Monday, July 30, 2012

Neustar Beats 2Q12 Estimates - Raises Full-year Revenue Guidance

Neustar, Inc. (NSR), reported 2Q12 results on Thursday, July 26th, 2012. Shares of Neustar were up ~8% Friday after the company reported Q2 profit that beat estimates and raised full-year revenue guidance. Second quarter revenues increased 40% to $206.5MM. The outperformance of newly acquired Targus Information drove much of the sales growth for the quarter and carried forth support to our thesis on Targus and the benefits it offers Neustar - revenue diversification and robust revenue growth. Income from continuing operations increased 15% to $38.6MM. Income per diluted share increased 27% to $.057.Cash, cash equivalents and investments totaled $235MM, a sequential quarter-to-quarter increase of $45.4MM. During the second quarter the company repurchased approximately 742,000 shares of common stock at an average price of $33.67 per share, for a total purchase price of $25.0MM.
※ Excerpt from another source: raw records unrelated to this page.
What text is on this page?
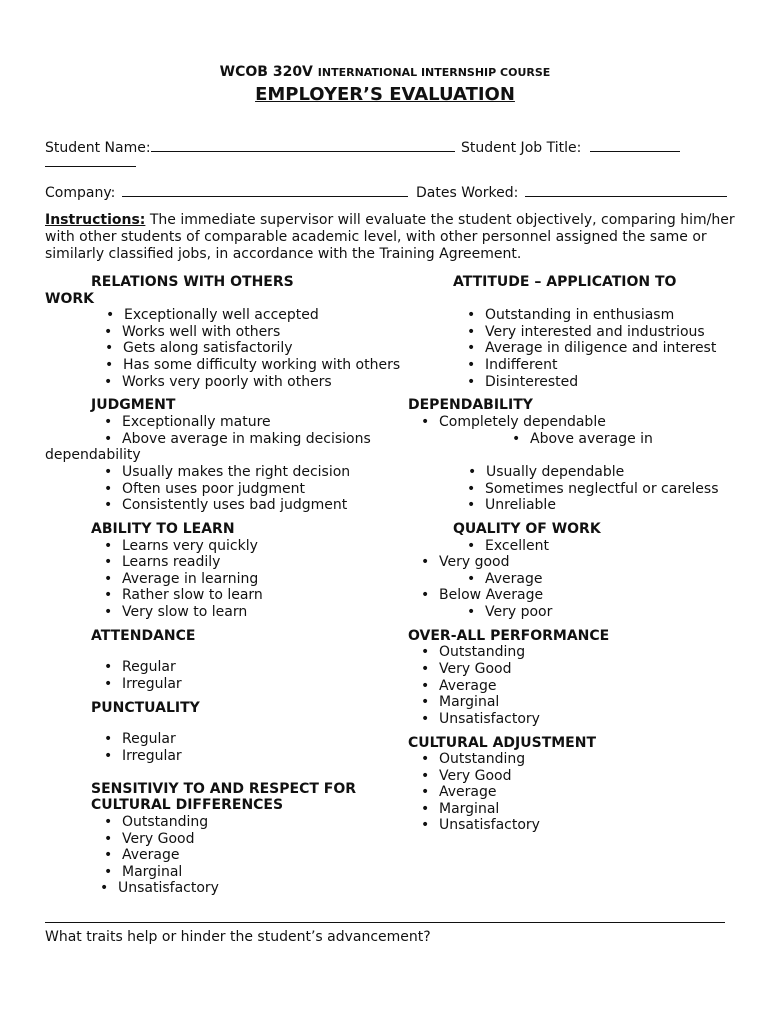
WCOB 320V INTERNATIONAL INTERNSHIP COURSE
EMPLOYER’S EVALUATION
Student Name:	Student Job Title:
Company:	Dates Worked:
Instructions: The immediate supervisor will evaluate the student objectively, comparing him/her with other students of comparable academic level, with other personnel assigned the same or similarly classified jobs, in accordance with the Training Agreement.
RELATIONS WITH OTHERS	ATTITUDE – APPLICATION TO
WORK
• Exceptionally well accepted
• Works well with others
• Gets along satisfactorily
• Has some difficulty working with others
• Works very poorly with others
• Outstanding in enthusiasm
• Very interested and industrious
• Average in diligence and interest
• Indifferent
• Disinterested
JUDGMENT	DEPENDABILITY
• Exceptionally mature
• Above average in making decisions
• Completely dependable
• Above average in
dependability
• Usually makes the right decision
• Often uses poor judgment
• Consistently uses bad judgment
• Usually dependable
• Sometimes neglectful or careless
• Unreliable
ABILITY TO LEARN	QUALITY OF WORK
• Learns very quickly
• Learns readily
• Average in learning
• Rather slow to learn
• Very slow to learn
• Excellent
• Very good
• Average
• Below Average
• Very poor
ATTENDANCE	OVER-ALL PERFORMANCE
• Regular
• Irregular
• Outstanding
• Very Good
• Average
• Marginal
• Unsatisfactory
PUNCTUALITY
• Regular
• Irregular
CULTURAL ADJUSTMENT
• Outstanding
• Very Good
• Average
• Marginal
• Unsatisfactory
SENSITIVIY TO AND RESPECT FOR
CULTURAL DIFFERENCES
• Outstanding
• Very Good
• Average
• Marginal
• Unsatisfactory
What traits help or hinder the student’s advancement?
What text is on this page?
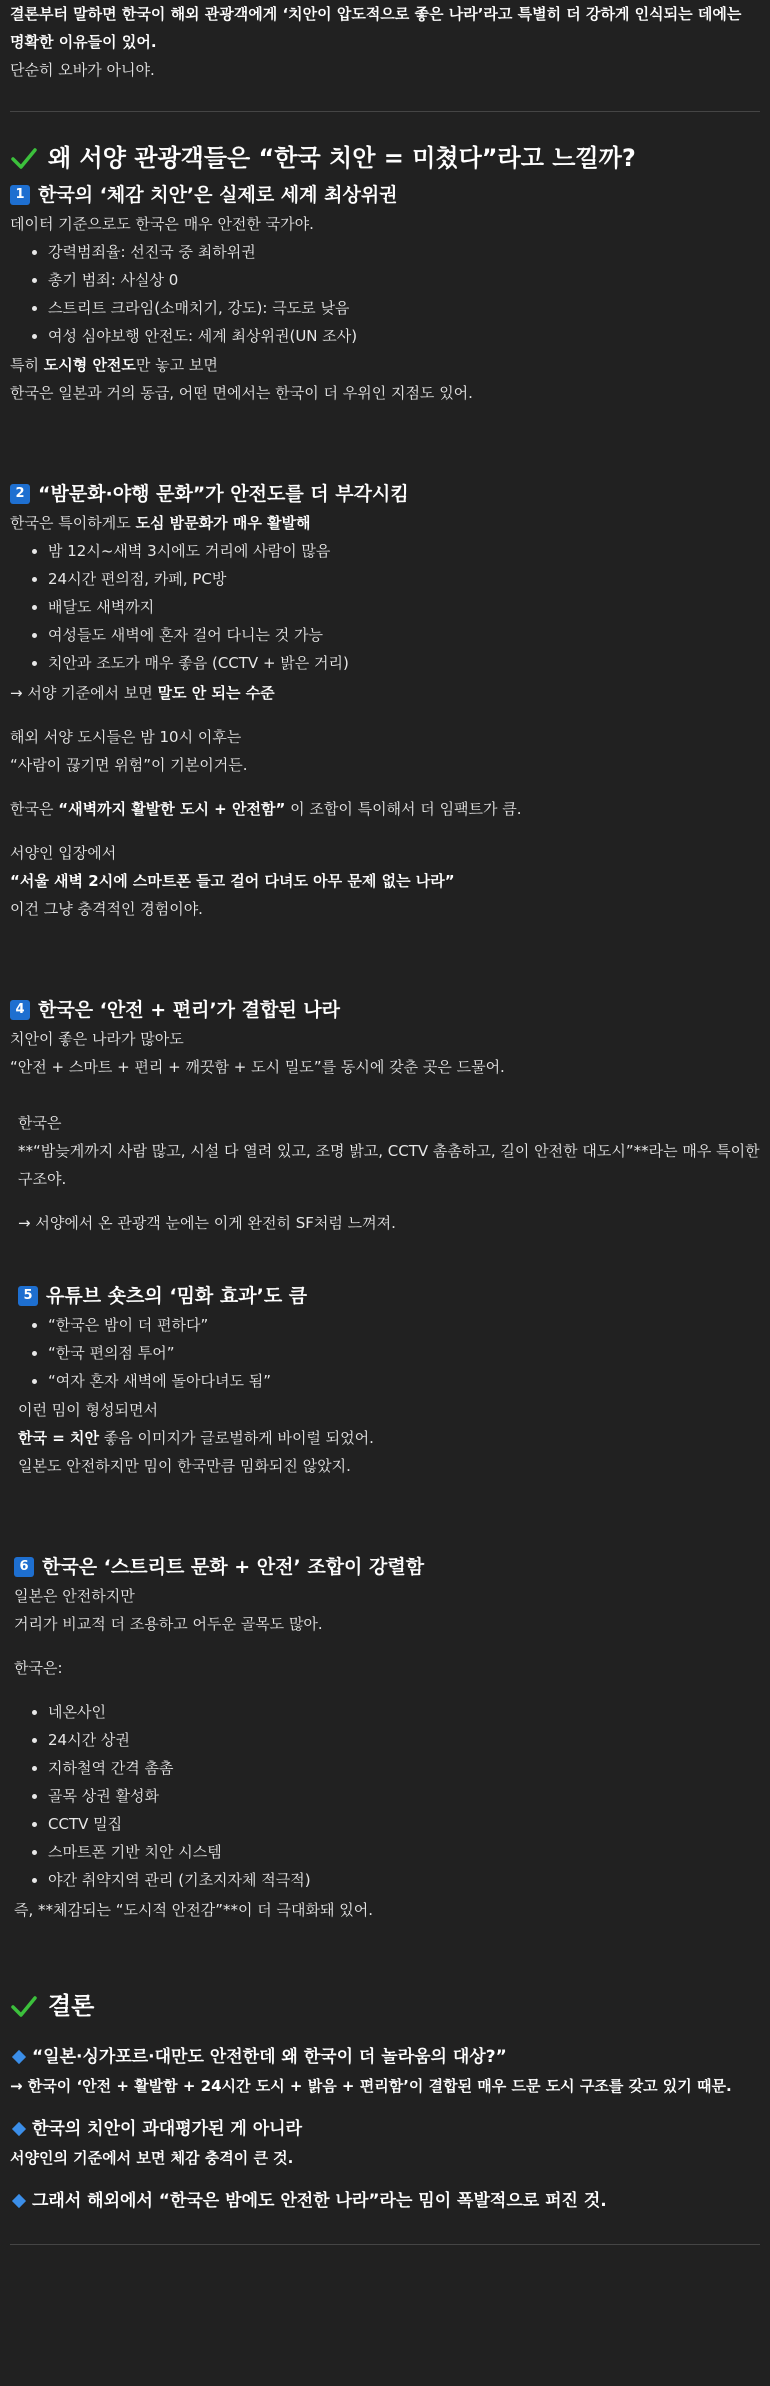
결론부터 말하면 한국이 해외 관광객에게 ‘치안이 압도적으로 좋은 나라’라고 특별히 더 강하게 인식되는 데에는 명확한 이유들이 있어.

단순히 오바가 아니야.

왜 서양 관광객들은 “한국 치안 = 미쳤다”라고 느낄까?
1 한국의 ‘체감 치안’은 실제로 세계 최상위권

데이터 기준으로도 한국은 매우 안전한 국가야.

• 강력범죄율: 선진국 중 최하위권
• 총기 범죄: 사실상 0
• 스트리트 크라임(소매치기, 강도): 극도로 낮음
• 여성 심야보행 안전도: 세계 최상위권(UN 조사)

특히 도시형 안전도만 놓고 보면

한국은 일본과 거의 동급, 어떤 면에서는 한국이 더 우위인 지점도 있어.

2 “밤문화·야행 문화”가 안전도를 더 부각시킴

한국은 특이하게도 도심 밤문화가 매우 활발해

• 밤 12시~새벽 3시에도 거리에 사람이 많음
• 24시간 편의점, 카페, PC방
• 배달도 새벽까지
• 여성들도 새벽에 혼자 걸어 다니는 것 가능
• 치안과 조도가 매우 좋음 (CCTV + 밝은 거리)

→ 서양 기준에서 보면 말도 안 되는 수준

해외 서양 도시들은 밤 10시 이후는

“사람이 끊기면 위험”이 기본이거든.

한국은 “새벽까지 활발한 도시 + 안전함” 이 조합이 특이해서 더 임팩트가 큼.

서양인 입장에서

“서울 새벽 2시에 스마트폰 들고 걸어 다녀도 아무 문제 없는 나라”

이건 그냥 충격적인 경험이야.

4 한국은 ‘안전 + 편리’가 결합된 나라

치안이 좋은 나라가 많아도

“안전 + 스마트 + 편리 + 깨끗함 + 도시 밀도”를 동시에 갖춘 곳은 드물어.

한국은

**“밤늦게까지 사람 많고, 시설 다 열려 있고, 조명 밝고, CCTV 촘촘하고, 길이 안전한 대도시”**라는 매우 특이한 구조야.

→ 서양에서 온 관광객 눈에는 이게 완전히 SF처럼 느껴져.

5 유튜브 숏츠의 ‘밈화 효과’도 큼
• “한국은 밤이 더 편하다”
• “한국 편의점 투어”
• “여자 혼자 새벽에 돌아다녀도 됨”

이런 밈이 형성되면서

한국 = 치안 좋음 이미지가 글로벌하게 바이럴 되었어.

일본도 안전하지만 밈이 한국만큼 밈화되진 않았지.

6 한국은 ‘스트리트 문화 + 안전’ 조합이 강렬함

일본은 안전하지만

거리가 비교적 더 조용하고 어두운 골목도 많아.

한국은:

• 네온사인
• 24시간 상권
• 지하철역 간격 촘촘
• 골목 상권 활성화
• CCTV 밀집
• 스마트폰 기반 치안 시스템
• 야간 취약지역 관리 (기초지자체 적극적)

즉, **체감되는 “도시적 안전감”**이 더 극대화돼 있어.

결론
“일본·싱가포르·대만도 안전한데 왜 한국이 더 놀라움의 대상?”

→ 한국이 ‘안전 + 활발함 + 24시간 도시 + 밝음 + 편리함’이 결합된 매우 드문 도시 구조를 갖고 있기 때문.

한국의 치안이 과대평가된 게 아니라

서양인의 기준에서 보면 체감 충격이 큰 것.

그래서 해외에서 “한국은 밤에도 안전한 나라”라는 밈이 폭발적으로 퍼진 것.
Neustar increased full-year guidance for revenue and net income. Revenue is now expected to range from $825 to $835MM, prior guidance was between $810 and $820MM, and net income was revised up from $178 to $190MM to $189-$197MM. Adjusted EPS was also revised up from $2.66-$2.84 to $2.78-$2.90.

Going forward we expect Neustar’s highly reoccurring revenue base to continue to drive strong financial performance. The next leg for shares of Neustar will come from a successful re-compete of the federally mandated program, called the NPAC, or National Portability Administration Center. Neustar operates the NPAC database and is paid by domestic carriers through North American Portability Management LLC. NPAC accounts for about half of Neustar's revenue. Neustar has held a monopoly on the NPAC contract since it was first signed in 1996. Neustar was founded that year to help meet the technical and operational challenges the U.S, government was facing when it mandated local number portability, which is simply the ability to transfer phone numbers from one carrier to another competing carrier. Neither of Neustar’s main competitors, privately held Syniverse Holdings and Ericsson unit Telcordia, are expected to take much interest in competing for the contract when it expires. This is due to the high cost of building computer systems to manage the large telecom databases, entrenching Neustar into the contract. The question is how much the new contract will be worth. Neustar will most likely have to charge a lower price for its services, some estimate 15% to 25%, however Neustar will look to offer enhanced feature functionality to carriers as a means of limiting revenue declines, a tactic they have been successful with in the past.